GoldLink suggested he felt that the late rapper used his 2015 mixtape And After That, We Didn’t Talk as a “blueprint” for Mac’s critically acclaimed album. Anderson .Paak, who was featured on both albums, did not take it nicely and called GoldLink out for his “disrespectful” and “unnecessary” post but later deleted it from his account. That also echoed the general feeling from fans on social media.

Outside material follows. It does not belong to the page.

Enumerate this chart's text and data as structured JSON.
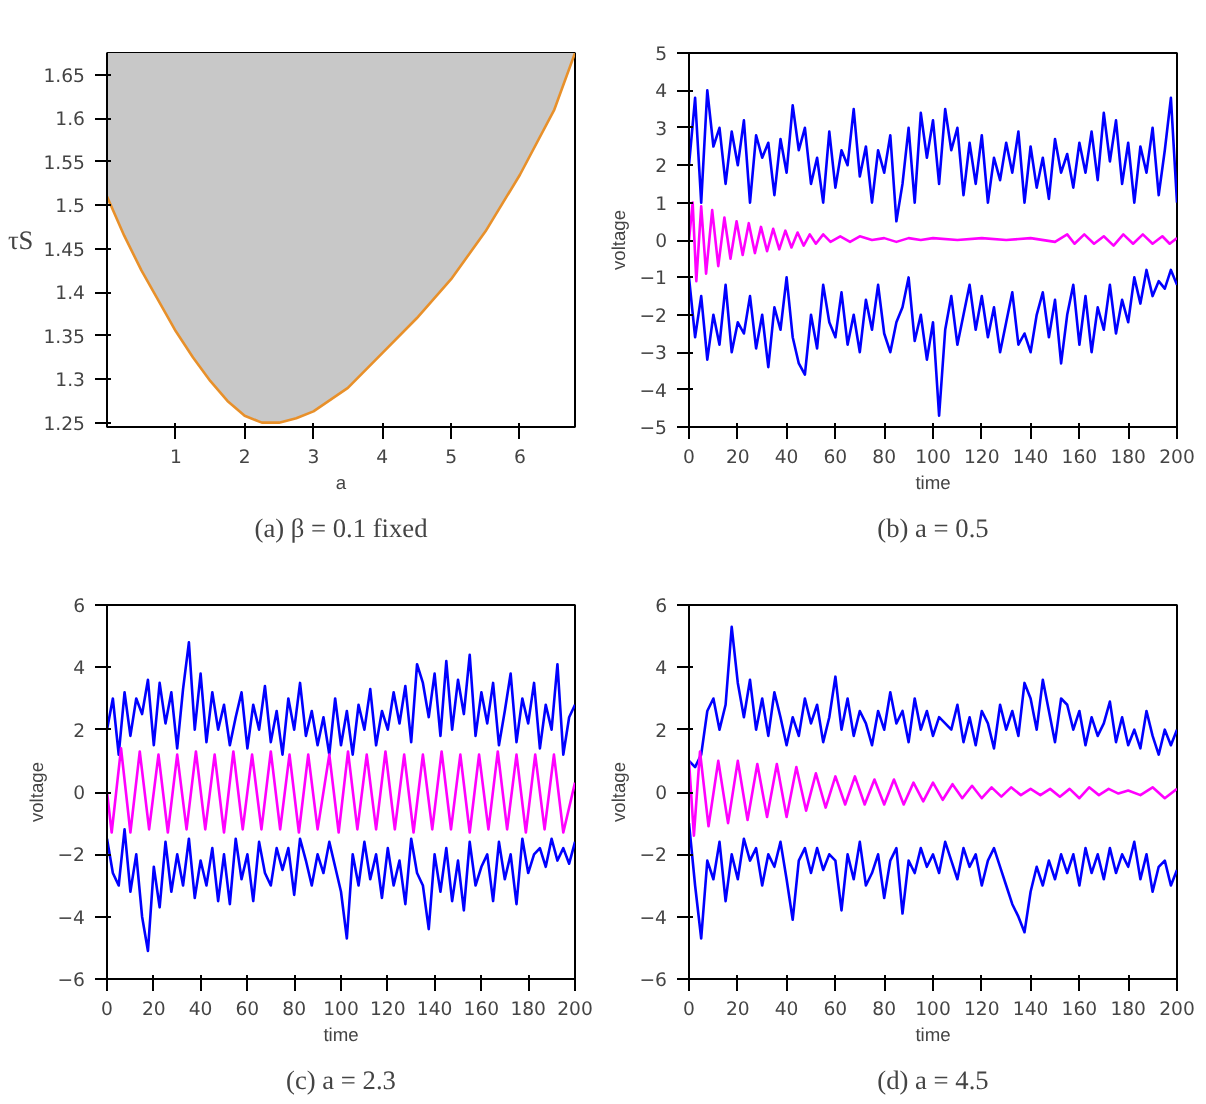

But GoldLink isn’t concerned about what people think as he feels the post was taken the wrong way by folks. He responded to the critics during a live show on Nov. 27 where he termed Mac “one of his best friends.” He says his career would not have been possible if it wasn’t for Mac Miller. “The first n*gga that ever even looked my way was Pusha T. The second person was Wale and the third person was Mac motherf*cking Miller, okay?” he said to the crowd.
“I never used the word ‘copy,’ I never used the word ‘steal.’ The thing is, Mac Miller wrote all of Divine Feminine. That was a great album,” he continued before calling him “one of the realest people” he’s ever met.